If you're wanting to add some new dividend shares to your income portfolio, then the two listed below could be worth considering.
Here's what analysts are saying about these dividend shares right now:
Accent Group Ltd (ASX: AX1)
The first ASX dividend share to look at is this footwear focused retailer. It owns a large (and growing) stable of store brands including Glue, HYPEDC, Pivot, Platypus, Sneaker Lab, and Stylerunner.
Accent's shares have fallen heavily in recent months after lockdowns weighed on its performance. However, the team at Bell Potter appear confident that this is a short term blip and are expecting its earnings and dividends to rebound in FY 2023.

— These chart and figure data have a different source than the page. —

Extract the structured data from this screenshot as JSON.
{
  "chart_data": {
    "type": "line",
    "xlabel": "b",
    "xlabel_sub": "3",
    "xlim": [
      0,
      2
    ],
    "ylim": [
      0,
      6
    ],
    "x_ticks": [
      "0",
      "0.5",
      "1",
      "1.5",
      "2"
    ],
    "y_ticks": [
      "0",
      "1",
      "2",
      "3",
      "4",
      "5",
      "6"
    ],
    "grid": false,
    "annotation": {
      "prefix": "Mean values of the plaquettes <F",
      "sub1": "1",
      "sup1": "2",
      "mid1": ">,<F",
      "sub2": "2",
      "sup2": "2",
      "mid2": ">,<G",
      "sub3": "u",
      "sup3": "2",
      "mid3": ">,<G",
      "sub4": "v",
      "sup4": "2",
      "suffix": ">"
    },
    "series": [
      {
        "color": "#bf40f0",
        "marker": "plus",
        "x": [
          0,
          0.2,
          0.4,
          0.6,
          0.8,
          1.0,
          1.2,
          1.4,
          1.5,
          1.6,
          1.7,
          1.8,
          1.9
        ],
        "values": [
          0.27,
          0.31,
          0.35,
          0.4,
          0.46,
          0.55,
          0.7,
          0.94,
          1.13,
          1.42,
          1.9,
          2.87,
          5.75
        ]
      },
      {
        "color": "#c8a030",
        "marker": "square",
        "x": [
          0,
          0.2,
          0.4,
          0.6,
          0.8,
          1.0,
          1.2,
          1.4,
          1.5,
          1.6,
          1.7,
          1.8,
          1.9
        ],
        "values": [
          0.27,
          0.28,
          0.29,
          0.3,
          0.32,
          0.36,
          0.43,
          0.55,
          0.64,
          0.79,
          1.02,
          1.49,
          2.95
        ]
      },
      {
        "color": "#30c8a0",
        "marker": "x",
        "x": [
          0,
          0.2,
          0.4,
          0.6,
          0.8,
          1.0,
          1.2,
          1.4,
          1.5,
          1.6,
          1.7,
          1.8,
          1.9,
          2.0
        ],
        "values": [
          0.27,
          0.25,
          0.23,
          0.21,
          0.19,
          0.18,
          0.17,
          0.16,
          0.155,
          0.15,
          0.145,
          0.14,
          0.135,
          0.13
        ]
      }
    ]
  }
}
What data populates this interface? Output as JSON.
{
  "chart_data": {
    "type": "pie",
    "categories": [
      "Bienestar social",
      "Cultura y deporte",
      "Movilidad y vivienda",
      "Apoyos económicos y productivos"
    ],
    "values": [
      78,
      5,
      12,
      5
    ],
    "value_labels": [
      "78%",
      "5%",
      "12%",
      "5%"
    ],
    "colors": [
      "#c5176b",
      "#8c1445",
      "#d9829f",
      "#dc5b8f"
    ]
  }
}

In light of this, while it is now only forecasting a fully franked dividend of 5.4 cents per share in FY 2022, it expects this to double to 11 cents per share in FY 2023. Based on the current Accent share price of $2.06, this will mean yields of 2.6% and 5.3%, respectively.

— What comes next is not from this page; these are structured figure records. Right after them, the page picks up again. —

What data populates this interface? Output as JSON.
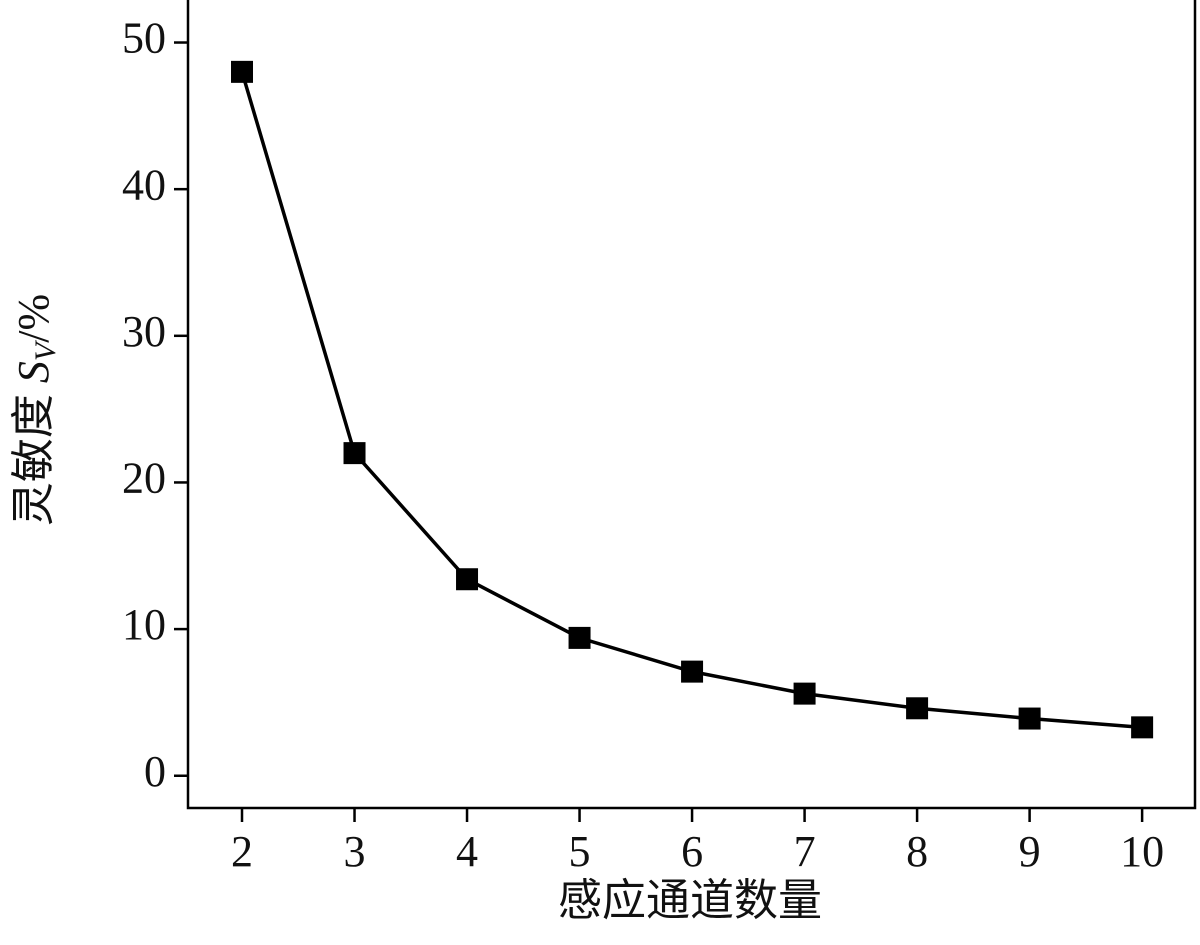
{
  "chart_data": {
    "type": "line",
    "x_label": "感应通道数量",
    "y_label": {
      "prefix": "灵敏度 ",
      "symbol": "S",
      "subscript": "V",
      "suffix": "/%"
    },
    "x": [
      2,
      3,
      4,
      5,
      6,
      7,
      8,
      9,
      10
    ],
    "series": [
      {
        "color": "#000000",
        "values": [
          48.0,
          22.0,
          13.4,
          9.4,
          7.1,
          5.6,
          4.6,
          3.9,
          3.3
        ]
      }
    ],
    "xlim": [
      1.52,
      10.47
    ],
    "ylim": [
      -2.2,
      52.9
    ],
    "xticks": [
      2,
      3,
      4,
      5,
      6,
      7,
      8,
      9,
      10
    ],
    "yticks": [
      0,
      10,
      20,
      30,
      40,
      50
    ],
    "marker": "square",
    "grid": false
  }
}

Bell Potter has a buy rating and $2.75 price target on Accent's shares.
Woodside Petroleum Limited (ASX: WPL)
Another ASX dividend share to look at is Woodside. Unlike Accent, this energy producer's shares have been on fire in recent months. This has been driven by oil prices hitting seven-year highs and optimism over its upcoming merger with the petroleum assets of BHP Group Ltd (ASX: BHP).
This merger will be transformative for Woodside, making it a top ten global producer with a collection of world class operations and numerous growth options.
Morgans is very positive on the company and is expecting generous dividend payments in the coming years. The broker has pencilled in dividends per share of $1.26 in FY 2021 and then $1.29 in FY 2022. Based on the current Woodside share price of $27.03, this will mean yields of 4.65% and 4.8%, respectively.
The broker has an add rating and $30.55 price target on its shares.